India and China held the 13th round of Corps Commander level talks in Moldo on Sunday. The meeting, which started at around 10:30 in the morning, ended at around 7 in the evening.
The Indian delegation was led by Lt Gen PGK Menon, Commander of the XIV Corps at Leh, who is responsible for it. line of actual control (LAC) in Ladakh. The Chinese side was led by Major General Liu Lin, Commander of the Xinjiang Military District.
No details of the meeting were immediately available.
Since the standoff began in May 2020, the two sides have been separated by PP14 at Galwan Valley, PP17A at Gogra Post, and the North and South Coast. pangong tso.
A small number of Chinese troops continue on to the Indian side of the LAC near PP15 in Hot Springs. In the plains of Depsang, China is blocking India from accessing its five patrol points – PP10, PP11, PP11A, PP12 and PP13. Some “so-called citizens” of China have pitched tents in the Indian side of Charding Nala in Demchok.
Sunday’s meeting took place after a gap of more than two months – the last round of discussions was held on 31 July. Officials expected an agreement on separation from PP15 at the end of the meeting.
China is investing in infrastructure in its areas facing Ladakh and Arunachal Pradesh. It is testing India’s preparedness with breaches in the central and eastern regions.
The meeting took place amid growing reports of Chinese incursions at various places along the LAC. Indian and Chinese patrols came face to face in Tawang a few days ago and in late August Chinese troops crossed the LAC at Barahoti in Uttarakhand. Army Chief General MM Naravane said on Saturday that China is building infrastructure in the region, and was “here to stay”.
“It is a matter of concern that the large scale construction that had taken place has remained and to sustain that kind of construction, there has been an equal amount of infrastructure development on the Chinese side. That means they are there to stay,” General Naravane had said.
“But if they’re there to stay, we’re there to stay too. And the build-up on our side, and the developments on our side is as good as the PLA has done.”
General Naravane also noted that due to the standoff, the Indian Army had intensified intelligence, surveillance and reconnaissance efforts and was monitoring the PLA.
Each side has about 50,000 troops in the region, as well as additional military equipment, weapons, tanks and air defense assets that were brought in last year.
As winter approaches, the two sides have barely a few weeks to part ways – otherwise they will have to spend a second winter in the brutal conditions of Ladakh. However, unlike the unprecedented deployment last winter, neither Indian nor Chinese troops are now on the front lines, or on top of the mountains.
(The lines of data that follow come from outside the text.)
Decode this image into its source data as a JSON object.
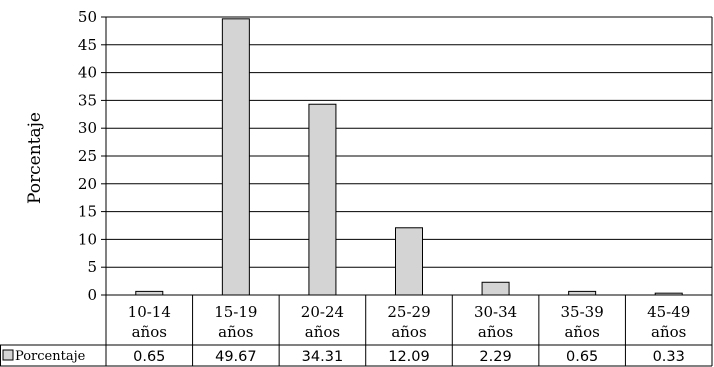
{
  "chart_data": {
    "type": "bar",
    "ylabel": "Porcentaje",
    "ylim": [
      0,
      50
    ],
    "yticks": [
      0,
      5,
      10,
      15,
      20,
      25,
      30,
      35,
      40,
      45,
      50
    ],
    "grid": true,
    "categories": [
      [
        "10-14",
        "años"
      ],
      [
        "15-19",
        "años"
      ],
      [
        "20-24",
        "años"
      ],
      [
        "25-29",
        "años"
      ],
      [
        "30-34",
        "años"
      ],
      [
        "35-39",
        "años"
      ],
      [
        "45-49",
        "años"
      ]
    ],
    "series": [
      {
        "name": "Porcentaje",
        "values": [
          0.65,
          49.67,
          34.31,
          12.09,
          2.29,
          0.65,
          0.33
        ],
        "labels": [
          "0.65",
          "49.67",
          "34.31",
          "12.09",
          "2.29",
          "0.65",
          "0.33"
        ],
        "color": "#d4d4d4"
      }
    ],
    "data_table": true
  }
}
The Indian security establishment is concerned about the massive Chinese infrastructure build-up that could result in the LAC becoming more like a Line of Control (LoC) with Pakistan, even if it is not active.
A few days after the final round of Corps Commander talks on 31 July, the two sides had separated from PP 17A in the Gogra post area, with troops moving back to their traditional bases and creating a temporary no-patrol zone. The agreement was reached after months of impasse starting in February.
However, China refused to withdraw its troops from PP15 at Hot Springs, where its platoon-sized deployment continues.